Leetcode -2220. Minimum Bit Flips to Convert Number

 In this problem there give two  numbers 

Let's we need assume that numbers name as "n" and "m" here based on the problem statement we need convert "n" value to "m" value by shifting minimum number of bit shift 

A bit flip of a number x is choosing a bit in the binary representation of x and flipping it from either 0 to 1 or 1 to 0.

• For example, for x = 7, the binary representation is 111 and we may choose any bit (including any leading zeros not shown) and flip it. We can flip the first bit from the right to get 110, flip the second bit from the right to get 101, flip the fifth bit from the right (a leading zero) to get 10111, etc.

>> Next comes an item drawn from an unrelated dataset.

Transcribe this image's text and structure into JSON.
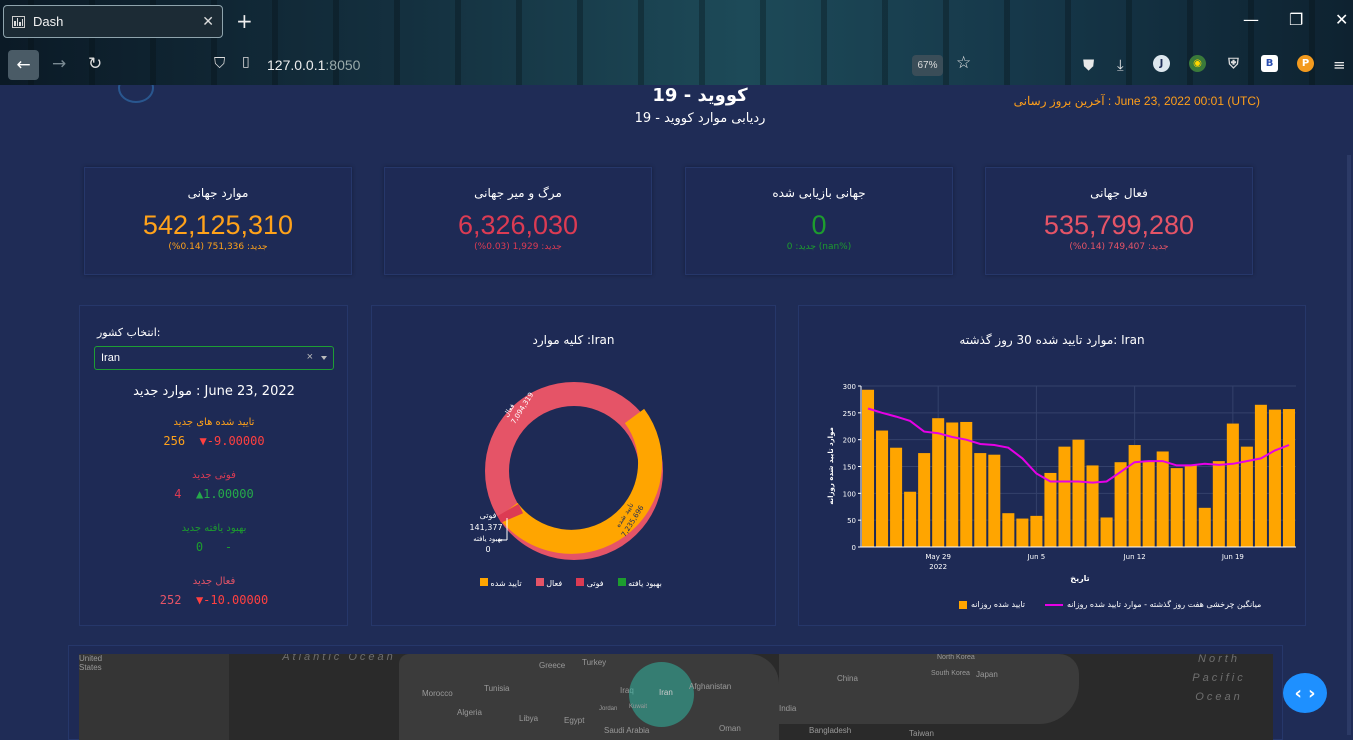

Given two integers start and goal, return the minimum number of bit flips to convert start to goal

    These are the input for clear understand

Input: start = 10, goal = 7
Output: 3
Explanation: The binary representation of 10 and 7 are 1010 and 0111 respectively. We can convert 10 to 7 in 3 steps:
- Flip the first bit from the right: 1010 -> 1011.
- Flip the third bit from the right: 1011 -> 1111.
- Flip the fourth bit from the right: 1111 -> 0111.
It can be shown we cannot convert 10 to 7 in less than 3 steps. Hence, we return 3.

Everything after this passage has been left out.